We agree with the juvenile court. The person who has taken care of J.W.
for the longest time in her life is her grandfather. He wants to adopt her and provide
a permanent home. The evidence shows they are bonded, and she seeks him for
safety and comfort. Meanwhile, the father has made no significant progress to be
able to take care of J.W. and does not challenge the conclusion of the juvenile
court that his rights should be outright terminated. Guardianship is not a preferred
legal state for a child because it extends the period of instability and
impermanency. See In re B.T., 894 N.W.2d 29, 32 (Iowa Ct. App. 2017). J.W. will
be able to have a permanent home with her grandfather, which is the best outcome
for her safety and wellbeing. See Iowa Code § 232.116(2) (describing the best-
interests test in termination-of-parental-rights proceedings). We cannot conclude 6
termination of the father’s parental rights should have been delayed in favor of a
guardianship. Proceeding to termination was appropriate.

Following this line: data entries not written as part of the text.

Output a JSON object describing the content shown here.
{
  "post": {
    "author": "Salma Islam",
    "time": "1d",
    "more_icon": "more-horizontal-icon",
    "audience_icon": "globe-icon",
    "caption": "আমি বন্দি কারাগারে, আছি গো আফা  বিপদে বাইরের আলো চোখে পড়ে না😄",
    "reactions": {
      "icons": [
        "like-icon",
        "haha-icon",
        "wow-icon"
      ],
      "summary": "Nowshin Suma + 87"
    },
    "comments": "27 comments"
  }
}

Reasonable Efforts. Iowa Code section 232.102(7) requires the DHS to
“make every reasonable effort to return the child to the child’s home as quickly as
possible consistent with the best interests of the child.” See C.B., 611 N.W.2d at
493. “The State must show reasonable efforts as a part of its ultimate proof the
child cannot be safely returned to the care of a parent.” Id. The reasonable-efforts
requirement is not “a strict substantive requirement of termination.” Id. But when
relying on paragraphs (f) or (h) of Iowa Code section 232.116(1) as the grounds
for termination, as it did here, the State must show the DHS made reasonable
efforts toward reunification as part of its ultimate burden of proof. See In re L.T.,
924 N.W.2d 521, 527 (Iowa 2019).
But to preserve error, the parent must “demand other, different or additional
services prior to the termination hearing.” In re S.R., 600 N.W.2d 63, 65 (Iowa Ct.

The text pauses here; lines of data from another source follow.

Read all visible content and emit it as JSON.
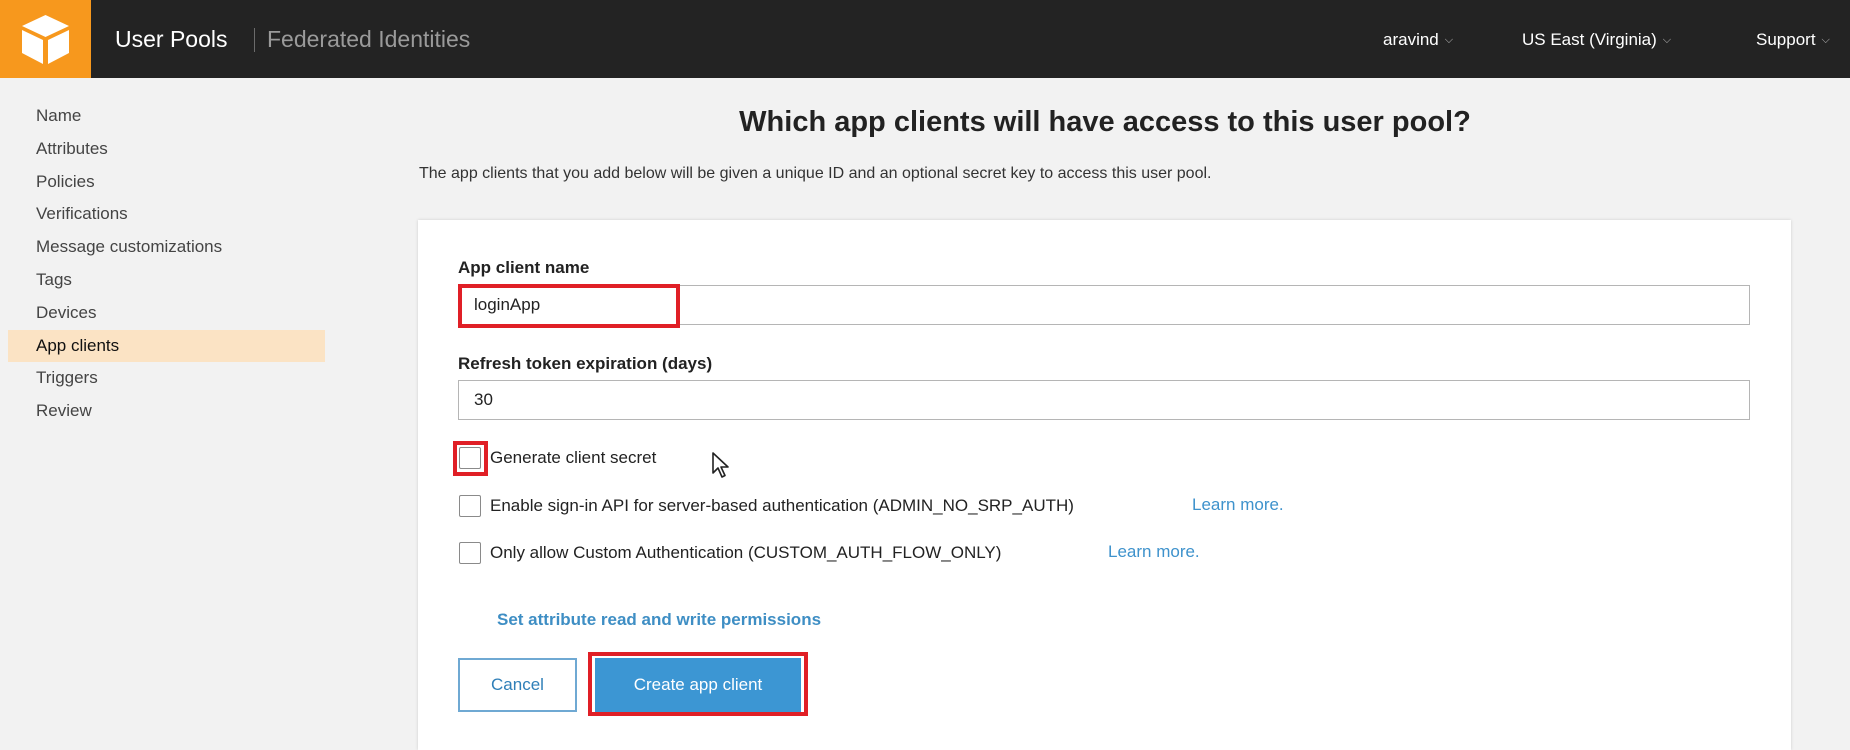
{
  "topbar": {
    "user_pools": "User Pools",
    "federated_identities": "Federated Identities",
    "account": "aravind",
    "region": "US East (Virginia)",
    "support": "Support",
    "chevron": "⌵"
  },
  "sidebar": {
    "items": [
      {
        "label": "Name"
      },
      {
        "label": "Attributes"
      },
      {
        "label": "Policies"
      },
      {
        "label": "Verifications"
      },
      {
        "label": "Message customizations"
      },
      {
        "label": "Tags"
      },
      {
        "label": "Devices"
      },
      {
        "label": "App clients"
      },
      {
        "label": "Triggers"
      },
      {
        "label": "Review"
      }
    ],
    "active": "App clients"
  },
  "main": {
    "heading": "Which app clients will have access to this user pool?",
    "subtext": "The app clients that you add below will be given a unique ID and an optional secret key to access this user pool.",
    "form": {
      "app_client_name_label": "App client name",
      "app_client_name_value": "loginApp",
      "refresh_label": "Refresh token expiration (days)",
      "refresh_value": "30",
      "checkboxes": [
        {
          "label": "Generate client secret",
          "checked": false
        },
        {
          "label": "Enable sign-in API for server-based authentication (ADMIN_NO_SRP_AUTH)",
          "checked": false,
          "link": "Learn more."
        },
        {
          "label": "Only allow Custom Authentication (CUSTOM_AUTH_FLOW_ONLY)",
          "checked": false,
          "link": "Learn more."
        }
      ],
      "permissions_link": "Set attribute read and write permissions",
      "cancel_label": "Cancel",
      "create_label": "Create app client"
    }
  },
  "colors": {
    "brand_orange": "#f7981d",
    "topbar": "#232323",
    "highlight_red": "#e01f26",
    "primary_blue": "#3c96d3",
    "link_blue": "#3e92cc",
    "active_sidebar": "#fbe3c4"
  }
}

App. 1999). On appeal, the father complains about the location of offered
visitation—he wanted interactions to take place at his uncle’s restaurant, but the
DHS felt it was not child-friendly and contained too many distractions from
parenting interactions. Visitation was changed to public fast-food restaurants, and
the father made no further complaints until the termination hearing. As such, we
agree he failed to preserve error on his reasonable-efforts claim. See Iowa Code
§ 232.99(3) (“[F]ailure to identify a deficiency in services or to request additional
services may preclude the party from challenging the sufficiency of the services in
a termination of parent-child relationship proceeding.”). 7
If we reached the question, we would find the DHS did not fail to make
reasonable efforts in this case. A public fast-food restaurant was a reasonable
location for interactions versus the uncle’s restaurant. The juvenile court
characterized the efforts of the DHS and FSRP staff to provide services to the
father as “diligent.” We agree with this view. At almost every opportunity and
attempt by the DHS to provide services, the father has either balked or outright
refused to participate and utilize them.
We affirm termination of the father’s parental rights.